DUNIAEKSPRESS.COM (23/9/2020)– Menteri Kesehatan Palestina Mai al-Kailah pada hari Selasa (22/9) menuduh Israel merusak 100.000 alat swab untuk mendeteksi virus Corona dengan menghalangi perjalanan bahan klinis dari Yordania ke Tepi Barat.

Berbicara kepada Radio Suara Palestina resmi, al-Kailah mengatakan bahwa tindakan Israel telah menyebabkan kekurangan alat swab yang diperlukan untuk menguji virus.

“Apa yang tersedia di kementerian cukup untuk melakukan pemeriksaan hanya tiga hari,” katanya seraya menambahkan bahwa ada “janji” bahwa swab berikutnya akan tiba Rabu.

Tidak ada komentar dari otoritas Israel atas tuduhan tersebut.

Baca juga:

DUA NAHKODA BARU DEWAN DAKWAH ISLAMIYAH INDONESIA

NASIB TAHANAN WANITA PALESTINA DI PENJARA ISRAEL

Israel mengontrol penyeberangan perbatasan Al-Karama, satu-satunya titik penyeberangan antara Tepi Barat dan Yordania.

Pada hari Selasa, otoritas kesehatan Palestina mencatat lima kematian, dan 557 infeksi virus baru, meningkatkan penghitungan menjadi 46.634, termasuk 314 kematian, dan 33.602 pemulihan.

Pekan lalu, Menteri Kesehatan Palestina Mai Al-Kaila mengatakan bahwa virus corona di Jalur Gaza dapat tersebar dalam skala besar akibat kepadatan penduduk, dimana sebanyak 5000 warga tinggal di dalam jarak satu kilometer.

“Situasi ini sangat mengkhawatirkan.

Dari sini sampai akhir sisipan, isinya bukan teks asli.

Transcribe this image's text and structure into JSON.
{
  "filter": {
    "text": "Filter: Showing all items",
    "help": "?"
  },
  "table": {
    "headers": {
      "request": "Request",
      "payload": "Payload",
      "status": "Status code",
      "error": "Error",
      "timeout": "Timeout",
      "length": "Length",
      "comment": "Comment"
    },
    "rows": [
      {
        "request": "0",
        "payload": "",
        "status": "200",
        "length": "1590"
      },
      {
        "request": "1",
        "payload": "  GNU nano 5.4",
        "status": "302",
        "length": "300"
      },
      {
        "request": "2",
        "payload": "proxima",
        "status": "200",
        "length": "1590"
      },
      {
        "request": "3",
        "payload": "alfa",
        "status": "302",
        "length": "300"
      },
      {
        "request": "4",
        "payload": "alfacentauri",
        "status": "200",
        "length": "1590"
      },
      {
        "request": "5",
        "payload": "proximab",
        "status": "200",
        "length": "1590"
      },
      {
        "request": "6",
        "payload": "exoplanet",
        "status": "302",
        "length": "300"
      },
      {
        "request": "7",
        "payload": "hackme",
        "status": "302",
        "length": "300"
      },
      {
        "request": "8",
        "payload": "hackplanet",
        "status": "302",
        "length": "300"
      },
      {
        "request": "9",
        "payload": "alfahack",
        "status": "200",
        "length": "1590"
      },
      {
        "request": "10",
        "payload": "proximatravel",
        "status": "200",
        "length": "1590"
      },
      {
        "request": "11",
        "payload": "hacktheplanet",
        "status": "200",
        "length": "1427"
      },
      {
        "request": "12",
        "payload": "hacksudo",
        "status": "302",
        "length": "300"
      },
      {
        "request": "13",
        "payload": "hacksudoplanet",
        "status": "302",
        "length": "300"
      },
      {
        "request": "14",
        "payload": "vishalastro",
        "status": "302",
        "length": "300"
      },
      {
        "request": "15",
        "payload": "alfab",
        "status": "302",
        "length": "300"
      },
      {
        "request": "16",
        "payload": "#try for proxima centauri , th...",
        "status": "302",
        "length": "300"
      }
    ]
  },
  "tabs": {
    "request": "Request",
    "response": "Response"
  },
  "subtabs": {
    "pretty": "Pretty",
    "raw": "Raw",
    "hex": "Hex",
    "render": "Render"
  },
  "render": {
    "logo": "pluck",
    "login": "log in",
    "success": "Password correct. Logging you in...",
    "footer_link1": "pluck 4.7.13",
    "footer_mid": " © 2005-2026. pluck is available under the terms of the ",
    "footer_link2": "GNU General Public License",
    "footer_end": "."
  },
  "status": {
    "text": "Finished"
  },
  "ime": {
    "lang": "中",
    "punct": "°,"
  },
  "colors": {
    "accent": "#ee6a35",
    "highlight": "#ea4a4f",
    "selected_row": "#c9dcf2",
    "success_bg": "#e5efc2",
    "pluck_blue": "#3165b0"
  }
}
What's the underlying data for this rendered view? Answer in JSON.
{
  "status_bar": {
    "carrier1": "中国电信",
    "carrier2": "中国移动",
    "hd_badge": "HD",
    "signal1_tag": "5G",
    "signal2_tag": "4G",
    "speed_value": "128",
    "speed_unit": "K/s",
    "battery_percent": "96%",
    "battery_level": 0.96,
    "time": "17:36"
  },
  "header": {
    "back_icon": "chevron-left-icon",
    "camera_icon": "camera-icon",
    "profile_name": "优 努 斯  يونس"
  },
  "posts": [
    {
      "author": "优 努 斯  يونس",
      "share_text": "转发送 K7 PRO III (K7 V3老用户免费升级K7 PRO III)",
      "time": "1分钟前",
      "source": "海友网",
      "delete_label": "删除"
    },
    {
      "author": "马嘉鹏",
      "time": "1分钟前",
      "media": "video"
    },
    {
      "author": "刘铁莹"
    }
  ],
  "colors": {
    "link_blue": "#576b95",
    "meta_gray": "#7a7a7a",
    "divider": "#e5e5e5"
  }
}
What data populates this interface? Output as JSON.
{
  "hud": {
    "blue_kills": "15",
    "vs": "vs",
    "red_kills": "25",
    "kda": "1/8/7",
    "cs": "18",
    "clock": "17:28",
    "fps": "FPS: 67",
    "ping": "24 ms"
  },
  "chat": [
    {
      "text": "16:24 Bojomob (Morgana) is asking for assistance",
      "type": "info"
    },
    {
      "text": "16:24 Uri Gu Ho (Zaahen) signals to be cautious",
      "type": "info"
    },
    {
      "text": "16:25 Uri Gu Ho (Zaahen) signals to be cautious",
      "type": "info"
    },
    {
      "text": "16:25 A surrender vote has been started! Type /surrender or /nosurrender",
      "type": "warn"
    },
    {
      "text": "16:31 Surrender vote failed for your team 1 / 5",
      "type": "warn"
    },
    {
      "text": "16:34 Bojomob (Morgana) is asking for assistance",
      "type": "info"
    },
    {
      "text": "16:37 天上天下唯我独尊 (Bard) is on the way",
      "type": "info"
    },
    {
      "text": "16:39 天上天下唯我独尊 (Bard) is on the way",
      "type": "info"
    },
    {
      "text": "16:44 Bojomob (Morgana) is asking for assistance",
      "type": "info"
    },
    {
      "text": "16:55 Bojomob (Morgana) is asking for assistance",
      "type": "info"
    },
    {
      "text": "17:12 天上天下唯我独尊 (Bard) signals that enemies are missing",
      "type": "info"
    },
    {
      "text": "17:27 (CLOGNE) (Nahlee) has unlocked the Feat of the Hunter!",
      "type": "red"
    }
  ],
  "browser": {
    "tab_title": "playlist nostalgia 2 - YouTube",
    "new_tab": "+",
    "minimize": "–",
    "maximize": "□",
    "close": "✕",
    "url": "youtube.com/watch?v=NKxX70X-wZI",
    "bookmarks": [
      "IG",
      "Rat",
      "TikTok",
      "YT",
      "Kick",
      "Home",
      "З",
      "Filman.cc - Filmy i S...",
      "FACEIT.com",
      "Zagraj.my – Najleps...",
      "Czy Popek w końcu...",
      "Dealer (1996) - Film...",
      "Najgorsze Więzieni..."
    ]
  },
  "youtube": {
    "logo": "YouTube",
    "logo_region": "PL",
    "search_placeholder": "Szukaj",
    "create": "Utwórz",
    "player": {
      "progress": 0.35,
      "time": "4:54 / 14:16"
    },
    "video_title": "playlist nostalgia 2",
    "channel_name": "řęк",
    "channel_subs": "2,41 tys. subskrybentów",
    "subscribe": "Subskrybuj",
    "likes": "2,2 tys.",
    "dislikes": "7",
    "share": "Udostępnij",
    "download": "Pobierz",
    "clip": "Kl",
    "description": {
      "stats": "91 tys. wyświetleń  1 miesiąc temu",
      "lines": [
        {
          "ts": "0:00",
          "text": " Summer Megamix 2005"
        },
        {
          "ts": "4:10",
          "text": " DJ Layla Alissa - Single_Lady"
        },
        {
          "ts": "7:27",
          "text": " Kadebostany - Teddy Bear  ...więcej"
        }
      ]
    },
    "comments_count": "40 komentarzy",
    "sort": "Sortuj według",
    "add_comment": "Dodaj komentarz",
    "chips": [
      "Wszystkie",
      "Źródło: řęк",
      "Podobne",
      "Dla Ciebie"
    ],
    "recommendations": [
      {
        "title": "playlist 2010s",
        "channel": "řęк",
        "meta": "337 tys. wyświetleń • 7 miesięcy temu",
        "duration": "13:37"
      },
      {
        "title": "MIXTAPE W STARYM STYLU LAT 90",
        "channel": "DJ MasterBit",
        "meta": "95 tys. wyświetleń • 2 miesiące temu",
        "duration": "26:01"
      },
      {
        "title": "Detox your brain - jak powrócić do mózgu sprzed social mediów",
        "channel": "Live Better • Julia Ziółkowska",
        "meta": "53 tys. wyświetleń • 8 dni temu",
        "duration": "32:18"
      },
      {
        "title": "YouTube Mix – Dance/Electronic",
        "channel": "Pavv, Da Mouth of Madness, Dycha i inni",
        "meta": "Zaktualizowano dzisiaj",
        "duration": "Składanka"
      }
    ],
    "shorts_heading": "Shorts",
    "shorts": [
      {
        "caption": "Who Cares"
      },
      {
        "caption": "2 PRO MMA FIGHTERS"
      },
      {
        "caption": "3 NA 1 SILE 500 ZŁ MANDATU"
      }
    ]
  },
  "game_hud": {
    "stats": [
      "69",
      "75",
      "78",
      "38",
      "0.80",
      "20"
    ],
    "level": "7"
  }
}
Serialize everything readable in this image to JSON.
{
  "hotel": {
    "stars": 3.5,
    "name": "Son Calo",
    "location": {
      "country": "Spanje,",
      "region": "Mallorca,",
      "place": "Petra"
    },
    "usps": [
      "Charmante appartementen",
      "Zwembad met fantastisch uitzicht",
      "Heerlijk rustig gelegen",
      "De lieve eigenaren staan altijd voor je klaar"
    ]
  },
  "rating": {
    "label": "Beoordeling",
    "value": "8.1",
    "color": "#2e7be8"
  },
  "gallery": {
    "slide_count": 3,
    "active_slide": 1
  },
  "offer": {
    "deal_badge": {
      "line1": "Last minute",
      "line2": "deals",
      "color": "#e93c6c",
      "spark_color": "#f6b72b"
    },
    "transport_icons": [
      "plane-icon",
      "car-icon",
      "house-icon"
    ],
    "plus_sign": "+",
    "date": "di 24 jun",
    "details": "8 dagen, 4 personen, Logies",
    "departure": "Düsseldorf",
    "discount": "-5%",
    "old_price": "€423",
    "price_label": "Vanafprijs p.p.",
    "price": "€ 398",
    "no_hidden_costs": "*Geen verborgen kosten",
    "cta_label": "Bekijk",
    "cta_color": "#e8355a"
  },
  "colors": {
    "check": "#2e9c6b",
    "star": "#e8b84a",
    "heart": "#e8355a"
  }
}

Gaza adalah wilayah padat penduduk dimana virus dapat lebih cepat menyebar,” resahnya. .

Menurutnya Gaza perlu menerapkan sistem baru demi menanggulangi penyebaran virus. Dia juga menyerukan warga Palestina untuk mematuhi protokol kesehatan.

Dalam 24 jam terakhir dilaporkan 90 warga terinfeksi COVID-19. Hal ini menambah jumlah kasus di Jalur Gaza menjadi 2.313. [memo]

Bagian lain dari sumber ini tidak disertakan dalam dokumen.